Original topic: tikv上region数量多少合适

| username: 路在何chu

[TiDB Usage Environment] Production Environment / Testing / PoC
4.0.13
[Reproduction Path] What operations were performed when the issue occurred
What is the appropriate number of regions, and when should expansion be considered?

| username: 大飞哥online | Original post link

This doesn’t have specific data; it still depends on the business. A region is 96M by default. If there are too many regions, there will be more heartbeat checks with PD, leading to more resource interactions. If the disk space is insufficient, expansion will be necessary.

| username: Fly-bird | Original post link

It seems like there are no specific data, so it depends on your resource situation.

| username: Kongdom | Original post link

The number of regions should not be related; it is related to the used space size of the TiKV node, which should not exceed 2TB.

| username: tidb菜鸟一只 | Original post link

It is generally not recommended to have more than 20,000 regions on a single TiKV node, as exceeding this number may lead to performance degradation.

| username: 像风一样的男子 | Original post link

It depends on your financial strength. If you have money, you can add as many KVs as you want.

| username: 大飞哥online | Original post link

This works, hahaha, money power.

| username: 路在何chu | Original post link

Currently, each TiKV has approximately 25,000 regions.

| username: 路在何chu | Original post link

It’s because there’s no money and they’re unwilling to scale up, hahaha.

| username: 像风一样的男子 | Original post link

You can talk to the business team and archive some unused data before deleting it to save costs.

| username: chenhanneu | Original post link

How much disk space does the 25k region occupy?

| username: 路在何chu | Original post link

Approximately 1.2T.

| username: 路在何chu | Original post link

Currently scaling down, will check after it’s done tomorrow.

| username: chenhanneu | Original post link

As the number of regions increases, does the memory usage of TiKV also gradually increase to maintain so many regions? How do you handle this memory alarm in the end? Have you encountered this situation before?

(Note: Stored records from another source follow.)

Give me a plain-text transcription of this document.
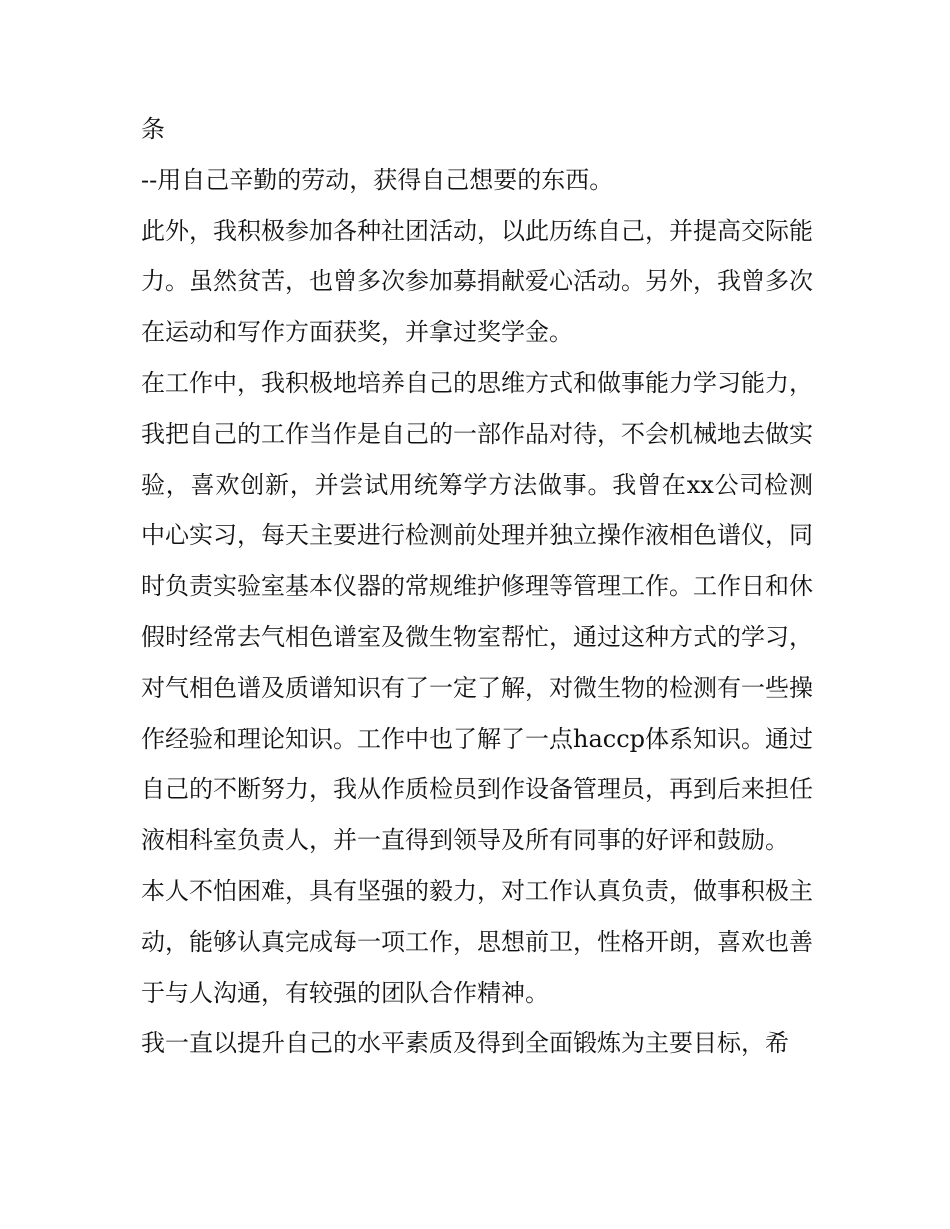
条

--用自己辛勤的劳动，获得自己想要的东西。

此外，我积极参加各种社团活动，以此历练自己，并提高交际能力。虽然贫苦，也曾多次参加募捐献爱心活动。另外，我曾多次在运动和写作方面获奖，并拿过奖学金。

在工作中，我积极地培养自己的思维方式和做事能力学习能力，我把自己的工作当作是自己的一部作品对待，不会机械地去做实验，喜欢创新，并尝试用统筹学方法做事。我曾在xx公司检测中心实习，每天主要进行检测前处理并独立操作液相色谱仪，同时负责实验室基本仪器的常规维护修理等管理工作。工作日和休假时经常去气相色谱室及微生物室帮忙，通过这种方式的学习，对气相色谱及质谱知识有了一定了解，对微生物的检测有一些操作经验和理论知识。工作中也了解了一点haccp体系知识。通过自己的不断努力，我从作质检员到作设备管理员，再到后来担任液相科室负责人，并一直得到领导及所有同事的好评和鼓励。

本人不怕困难，具有坚强的毅力，对工作认真负责，做事积极主动，能够认真完成每一项工作，思想前卫，性格开朗，喜欢也善于与人沟通，有较强的团队合作精神。

我一直以提升自己的水平素质及得到全面锻炼为主要目标，希
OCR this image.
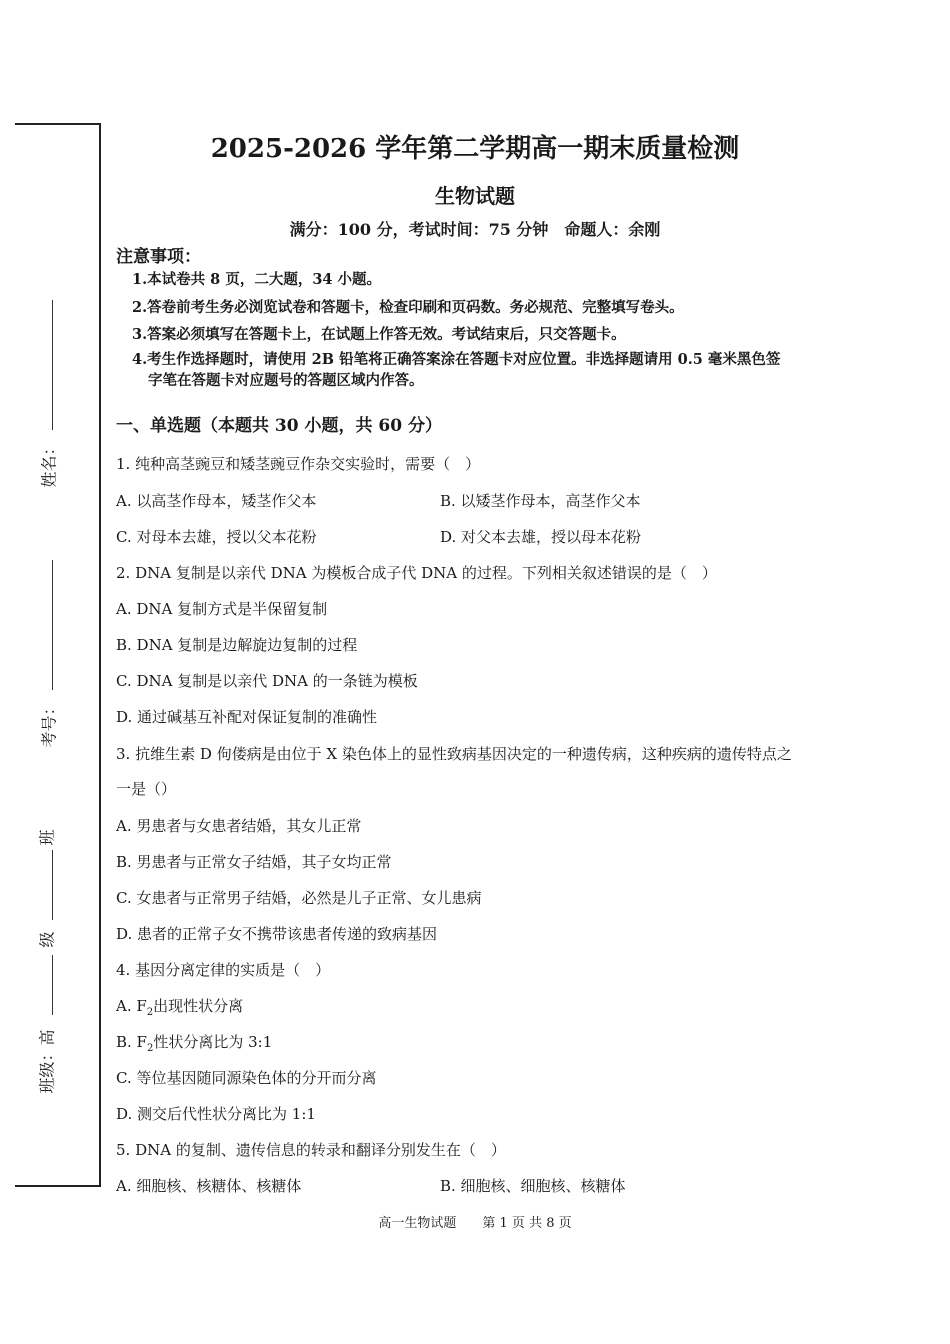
姓名：
考号：
班
级
班级：高
2025-2026 学年第二学期高一期末质量检测
生物试题
满分：100 分，考试时间：75 分钟　命题人：余刚
注意事项：
1.本试卷共 8 页，二大题，34 小题。
2.答卷前考生务必浏览试卷和答题卡，检查印刷和页码数。务必规范、完整填写卷头。
3.答案必须填写在答题卡上，在试题上作答无效。考试结束后，只交答题卡。
4.考生作选择题时，请使用 2B 铅笔将正确答案涂在答题卡对应位置。非选择题请用 0.5 毫米黑色签
字笔在答题卡对应题号的答题区域内作答。
一、单选题（本题共 30 小题，共 60 分）
1. 纯种高茎豌豆和矮茎豌豆作杂交实验时，需要（　）
A. 以高茎作母本，矮茎作父本	B. 以矮茎作母本，高茎作父本
C. 对母本去雄，授以父本花粉	D. 对父本去雄，授以母本花粉
2. DNA 复制是以亲代 DNA 为模板合成子代 DNA 的过程。下列相关叙述错误的是（　）
A. DNA 复制方式是半保留复制
B. DNA 复制是边解旋边复制的过程
C. DNA 复制是以亲代 DNA 的一条链为模板
D. 通过碱基互补配对保证复制的准确性
3. 抗维生素 D 佝偻病是由位于 X 染色体上的显性致病基因决定的一种遗传病，这种疾病的遗传特点之
一是（）
A. 男患者与女患者结婚，其女儿正常
B. 男患者与正常女子结婚，其子女均正常
C. 女患者与正常男子结婚，必然是儿子正常、女儿患病
D. 患者的正常子女不携带该患者传递的致病基因
4. 基因分离定律的实质是（　）
A. $F_2$出现性状分离
B. $F_2$性状分离比为 3:1
C. 等位基因随同源染色体的分开而分离
D. 测交后代性状分离比为 1:1
5. DNA 的复制、遗传信息的转录和翻译分别发生在（　）
A. 细胞核、核糖体、核糖体	B. 细胞核、细胞核、核糖体
高一生物试题　　第 1 页 共 8 页
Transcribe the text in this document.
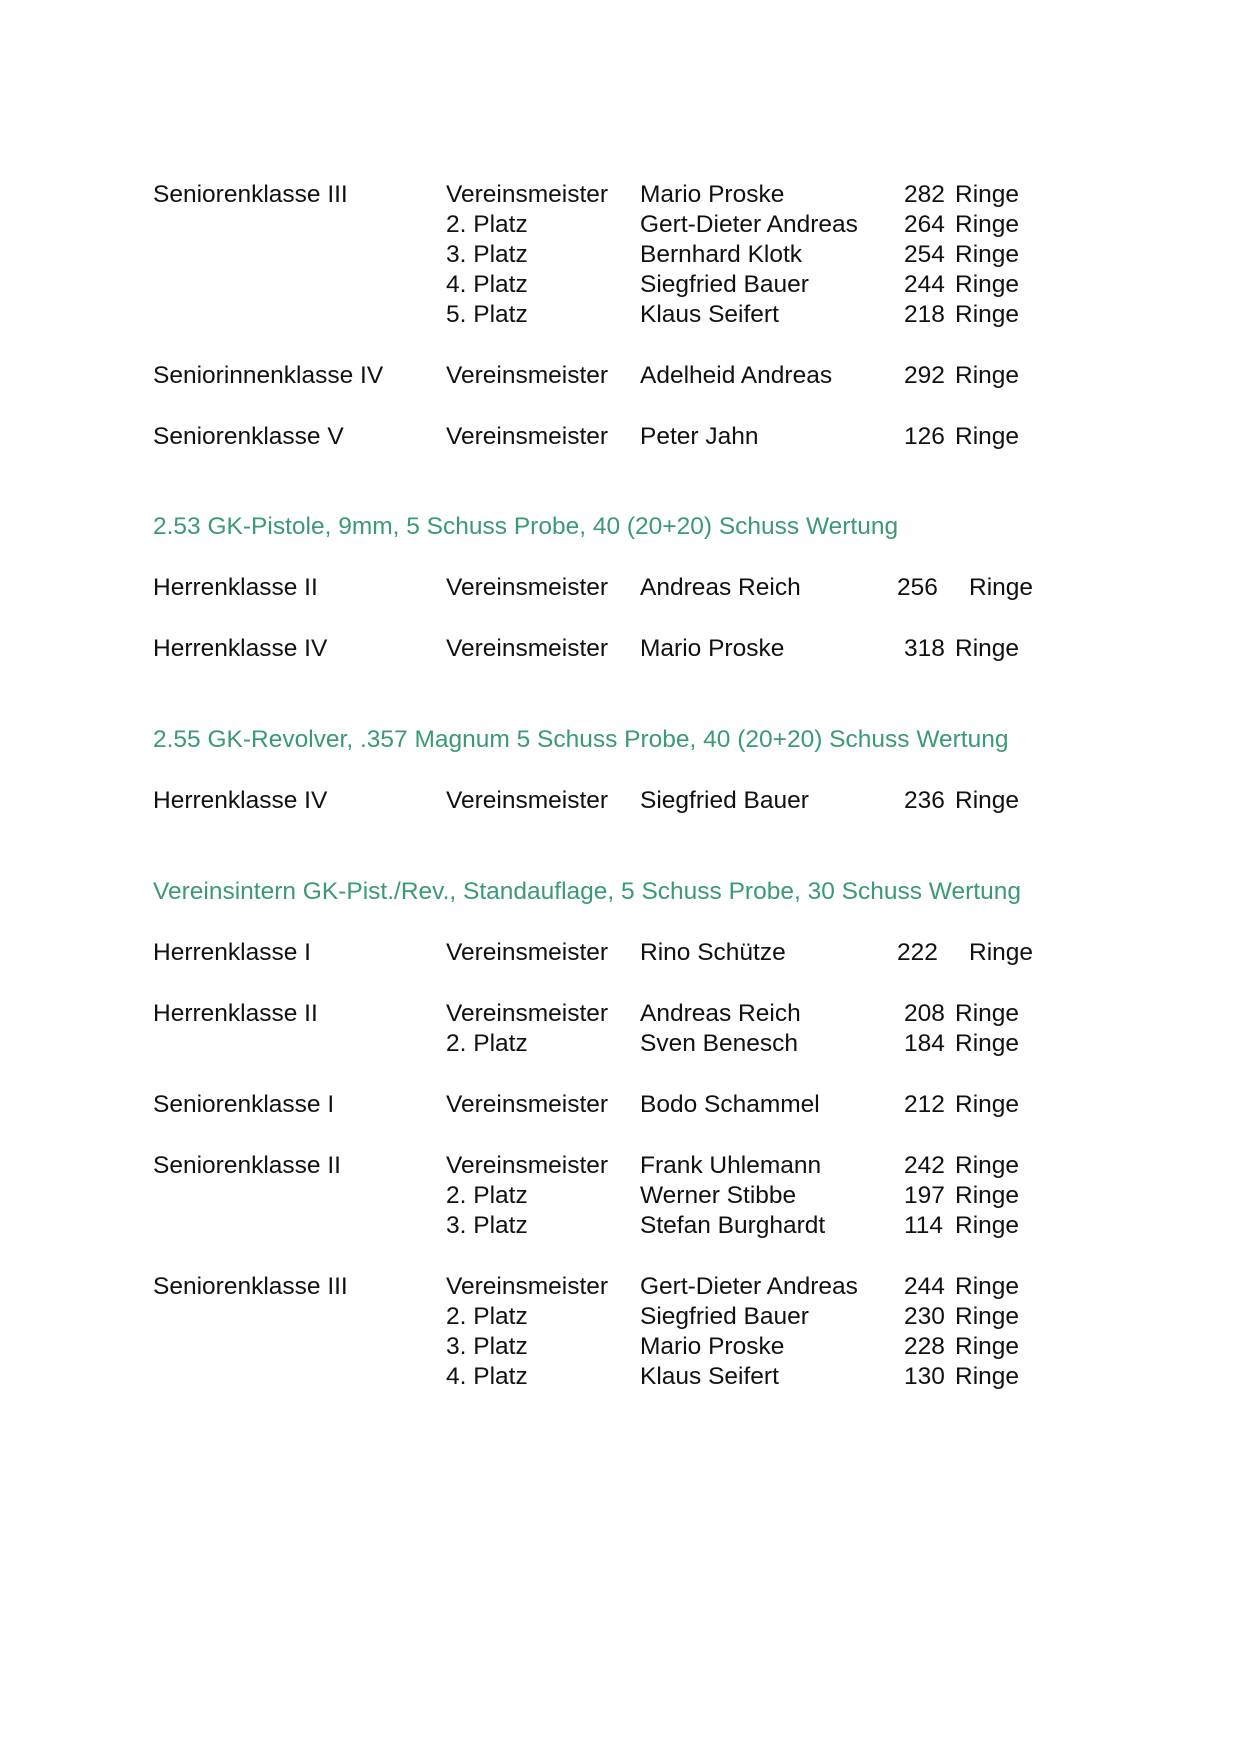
Seniorenklasse III	Vereinsmeister Mario Proske	282 Ringe
2. Platz	Gert-Dieter Andreas 264 Ringe
3. Platz	Bernhard Klotk	254 Ringe
4. Platz	Siegfried Bauer	244 Ringe
5. Platz	Klaus Seifert	218 Ringe
Seniorinnenklasse IV	Vereinsmeister Adelheid Andreas	292 Ringe
Seniorenklasse V	Vereinsmeister Peter Jahn	126 Ringe
2.53 GK-Pistole, 9mm, 5 Schuss Probe, 40 (20+20) Schuss Wertung
Herrenklasse II	Vereinsmeister Andreas Reich	256 Ringe
Herrenklasse IV	Vereinsmeister Mario Proske	318 Ringe
2.55 GK-Revolver, .357 Magnum 5 Schuss Probe, 40 (20+20) Schuss Wertung
Herrenklasse IV	Vereinsmeister Siegfried Bauer	236 Ringe
Vereinsintern GK-Pist./Rev., Standauflage, 5 Schuss Probe, 30 Schuss Wertung
Herrenklasse I	Vereinsmeister Rino Schütze	222 Ringe
Herrenklasse II	Vereinsmeister Andreas Reich	208 Ringe
2. Platz	Sven Benesch	184 Ringe
Seniorenklasse I	Vereinsmeister Bodo Schammel	212 Ringe
Seniorenklasse II	Vereinsmeister Frank Uhlemann	242 Ringe
2. Platz	Werner Stibbe	197 Ringe
3. Platz	Stefan Burghardt	114 Ringe
Seniorenklasse III	Vereinsmeister Gert-Dieter Andreas 244 Ringe
2. Platz	Siegfried Bauer	230 Ringe
3. Platz	Mario Proske	228 Ringe
4. Platz	Klaus Seifert	130 Ringe
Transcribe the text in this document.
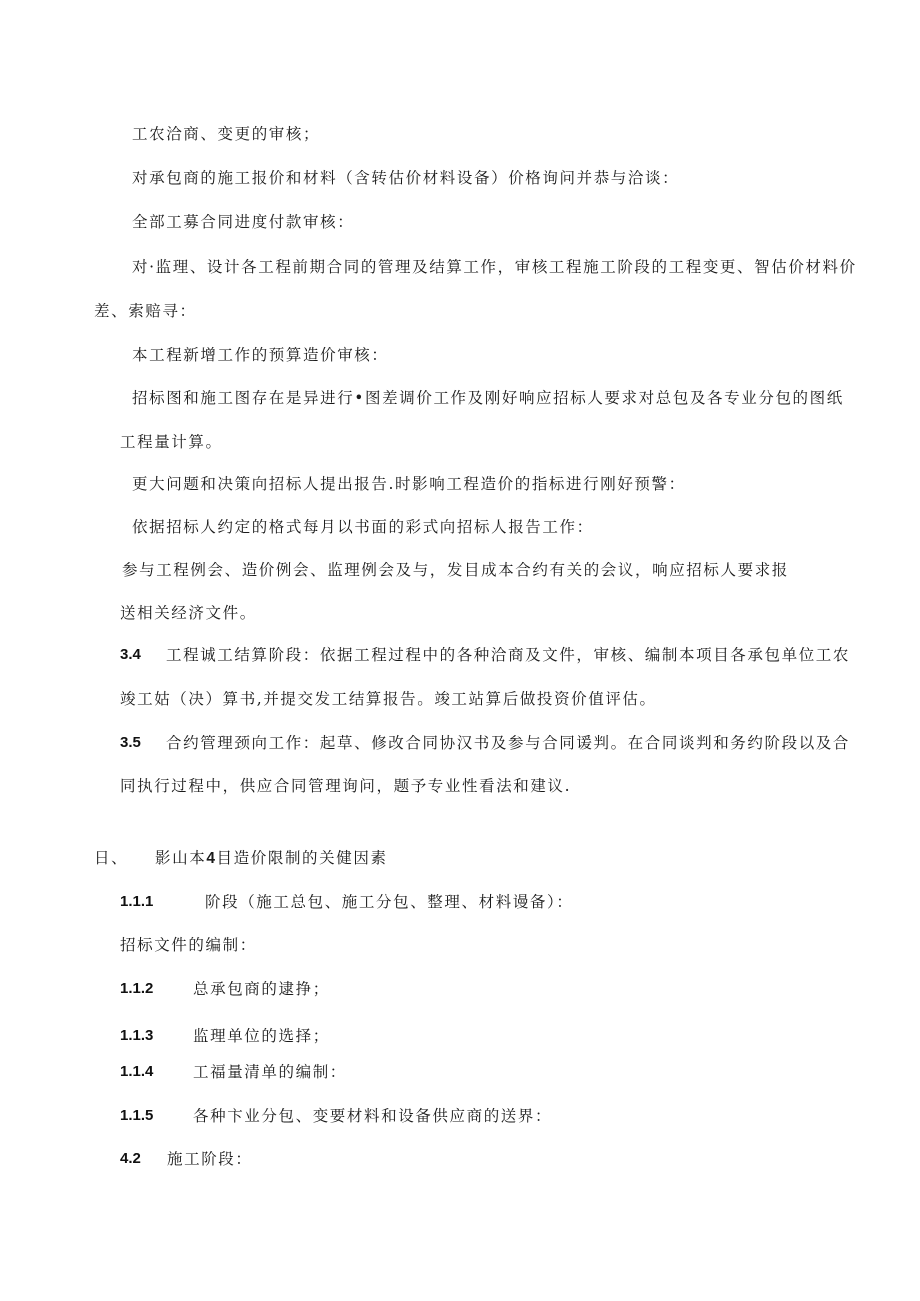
工农洽商、变更的审核；
对承包商的施工报价和材料（含转估价材料设备）价格询问并恭与洽谈：
全部工募合同进度付款审核：
对·监理、设计各工程前期合同的管理及结算工作，审核工程施工阶段的工程变更、智估价材料价
差、索赔寻：
本工程新增工作的预算造价审核：
招标图和施工图存在是异进行•图差调价工作及刚好响应招标人要求对总包及各专业分包的图纸
工程量计算。
更大问题和决策向招标人提出报告.时影响工程造价的指标进行刚好预警：
依据招标人约定的格式每月以书面的彩式向招标人报告工作：
参与工程例会、造价例会、监理例会及与，发目成本合约有关的会议，响应招标人要求报
送相关经济文件。
3.4 工程诚工结算阶段：依据工程过程中的各种洽商及文件，审核、编制本项目各承包单位工农
竣工姑（决）算书,并提交发工结算报告。竣工站算后做投资价值评估。
3.5 合约管理颈向工作：起草、修改合同协汉书及参与合同谖判。在合同谈判和务约阶段以及合
同执行过程中，供应合同管理询问，题予专业性看法和建议.
日、 影山本4目造价限制的关健因素
1.1.1	阶段（施工总包、施工分包、整理、材料谩备）：
招标文件的编制：
1.1.2	总承包商的逮挣；
1.1.3	监理单位的选择；
1.1.4	工福量清单的编制：
1.1.5	各种卞业分包、变要材料和设备供应商的送界：
4.2 施工阶段：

| username: 路在何chu | Original post link

We have 128GB of memory, with a usage rate of about 50%, and we haven’t encountered this issue. If it really doesn’t work, consider adding more memory.

| username: 路在何chu | Original post link

There is a table with over 500GB of data, preparing to clean it up.

| username: TiDBer_小阿飞 | Original post link

You can view the relevant monitoring metrics under the TiKV panel in Grafana. Check the Raft store CPU under Thread-CPU to see if it has reached a bottleneck. If it exceeds 85%, it is recommended to first adjust using the following strategies before considering expanding TiKV!

  1. If I/O resources and CPU resources are relatively sufficient, you can deploy multiple TiKV instances on a single machine to reduce the number of Regions on a single TiKV instance.
  2. Reduce the number of messages per unit time in the Region to reduce the pressure on the Raftstore.
  3. Increase the concurrency of Raftstore.
  4. Enable the Hibernate Region feature.
  5. Enabling Region Merge can also reduce the number of Regions. Contrary to Region Split, Region Merge is the process of merging adjacent small Regions through scheduling. After deleting data in the cluster or executing Drop Table/Truncate Table statements, small or even empty Regions can be merged to reduce resource consumption.
  6. The default size of a Region is about 96 MiB; increasing it can also reduce the number of Regions.
| username: 路在何chu | Original post link

Increasing the region size is too risky, I don’t dare to do it. The CPU resources are definitely sufficient, but the insert statements are unstable. Some take tens of milliseconds, some take hundreds of milliseconds, and some even take up to a minute. The application cannot tolerate too many 300-millisecond delays.

| username: 路在何chu | Original post link

However, after adding a TiKV node yesterday, the number of SQL queries taking more than 300ms has significantly decreased. Having fewer regions definitely has its benefits.

| username: 大飞哥online | Original post link

The default is 96M, which is generally applicable.